Alzare sempre di più l’asticella sulla qualità, coinvolgendo due firme top del mondo del design: Isa, azienda umbra che produce sistemi di refrigerazione e arredi per locali pubblici, si è presentata così a Host 2019. Rinnovando la collaborazione con Antonio Citterio e annunciando quella con un altro "peso massimo" del design: Philippe Starck. Ci spiega tutto il marketing manager Giampiero Mariottini.
Cosa avete portato in particolare ad Host? «Hizone, il sistema di arredo presentato quest’anno e firmato dal designer Antonio Citterio, continua la sua strada: arredi per locali di alta gamma, soprattutto per la ristorazione. A Host abbiamo presentato in anteprima mondiale due nuovi sistemi di arredamento e vetrine refrigerate, con nomi di prima grandezza.

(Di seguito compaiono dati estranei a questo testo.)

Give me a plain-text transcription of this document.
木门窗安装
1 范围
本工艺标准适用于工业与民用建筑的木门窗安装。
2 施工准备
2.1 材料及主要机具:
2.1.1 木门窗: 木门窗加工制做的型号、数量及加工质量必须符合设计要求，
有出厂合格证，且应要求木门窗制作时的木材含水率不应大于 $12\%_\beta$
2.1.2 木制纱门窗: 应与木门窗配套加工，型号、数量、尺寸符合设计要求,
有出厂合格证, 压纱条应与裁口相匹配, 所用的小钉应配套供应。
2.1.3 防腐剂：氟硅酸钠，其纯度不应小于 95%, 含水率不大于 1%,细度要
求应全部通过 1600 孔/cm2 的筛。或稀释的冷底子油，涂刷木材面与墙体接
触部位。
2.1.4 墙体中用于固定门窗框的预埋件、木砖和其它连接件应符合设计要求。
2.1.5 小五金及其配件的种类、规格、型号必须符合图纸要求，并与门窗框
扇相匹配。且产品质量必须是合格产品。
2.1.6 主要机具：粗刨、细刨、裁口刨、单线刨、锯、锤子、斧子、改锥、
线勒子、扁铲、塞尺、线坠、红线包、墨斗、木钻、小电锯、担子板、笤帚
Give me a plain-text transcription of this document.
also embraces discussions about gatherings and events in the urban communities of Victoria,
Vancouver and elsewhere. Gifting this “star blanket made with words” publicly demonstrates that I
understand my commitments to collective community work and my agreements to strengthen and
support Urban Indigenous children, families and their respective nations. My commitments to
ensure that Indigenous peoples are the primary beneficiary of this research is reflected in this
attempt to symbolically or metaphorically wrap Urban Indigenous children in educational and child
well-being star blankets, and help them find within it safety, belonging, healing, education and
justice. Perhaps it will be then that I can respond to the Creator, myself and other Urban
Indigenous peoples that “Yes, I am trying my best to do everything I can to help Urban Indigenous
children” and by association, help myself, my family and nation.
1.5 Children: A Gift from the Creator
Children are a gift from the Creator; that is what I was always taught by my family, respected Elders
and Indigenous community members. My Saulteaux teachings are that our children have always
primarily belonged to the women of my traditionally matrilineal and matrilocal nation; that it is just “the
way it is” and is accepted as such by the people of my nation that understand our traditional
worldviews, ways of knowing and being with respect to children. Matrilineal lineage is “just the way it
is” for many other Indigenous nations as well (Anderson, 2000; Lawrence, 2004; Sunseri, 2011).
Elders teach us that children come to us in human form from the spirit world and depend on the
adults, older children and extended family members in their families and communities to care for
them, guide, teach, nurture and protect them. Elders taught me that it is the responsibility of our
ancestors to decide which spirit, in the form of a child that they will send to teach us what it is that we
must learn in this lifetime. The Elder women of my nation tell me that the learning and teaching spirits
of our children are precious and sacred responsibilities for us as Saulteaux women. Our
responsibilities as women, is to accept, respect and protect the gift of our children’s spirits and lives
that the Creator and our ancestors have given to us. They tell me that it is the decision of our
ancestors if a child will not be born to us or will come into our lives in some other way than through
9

Il primo progetto si chiama Pentagram, ed è un sistema disegnato sempre da Antonio Citterio, di grandissimo rigore formale, razionalità e purezza nella scelta dei materiali. Il secondo vede l’ingresso in questo settore di un archistar di fama internazionale, Philippe Starck, che firma una collezione con elementi sia sul front-end che sul back-end: si chiama Rock and Rock. Entrambe le collezioni sono composte da oggetti che possono vivere in maniera indipendente o essere parte di un intero sistema di arredamento».
Pentagram, la nuova linea di arredi firmata Citterio per Isa
Antonio Citterio
Philippe Starck
La linea Rock and Rock firmata Philippe Starck
Quali movimenti vedete sul mercato? «Noi lavoriamo in 105 Paesi, e notiamo una crescita in tutti i segmenti che presidiamo nella refrigerazione professionale: gelato, pasticceria, food&beverage, market. Registriamo richieste di prodotti sempre più performanti e attenti all’ambiente. E noi siamo pronti. Un esempio: fra 2 anni in Europa si potranno usare solo alcuni gas refrigeranti, a impatto bassissimo sull’ambiente. Noi siamo già pronti per questa direttiva che arriverà nel 2021, con il 90% della gamma. Un altra tendenza è la nascita di locali multispecializzati: cucine e laboratori che devono essere attrezzati come un mix di comparti produttivi, ognuno “verticale” e dotato di attrezzature sofisticate».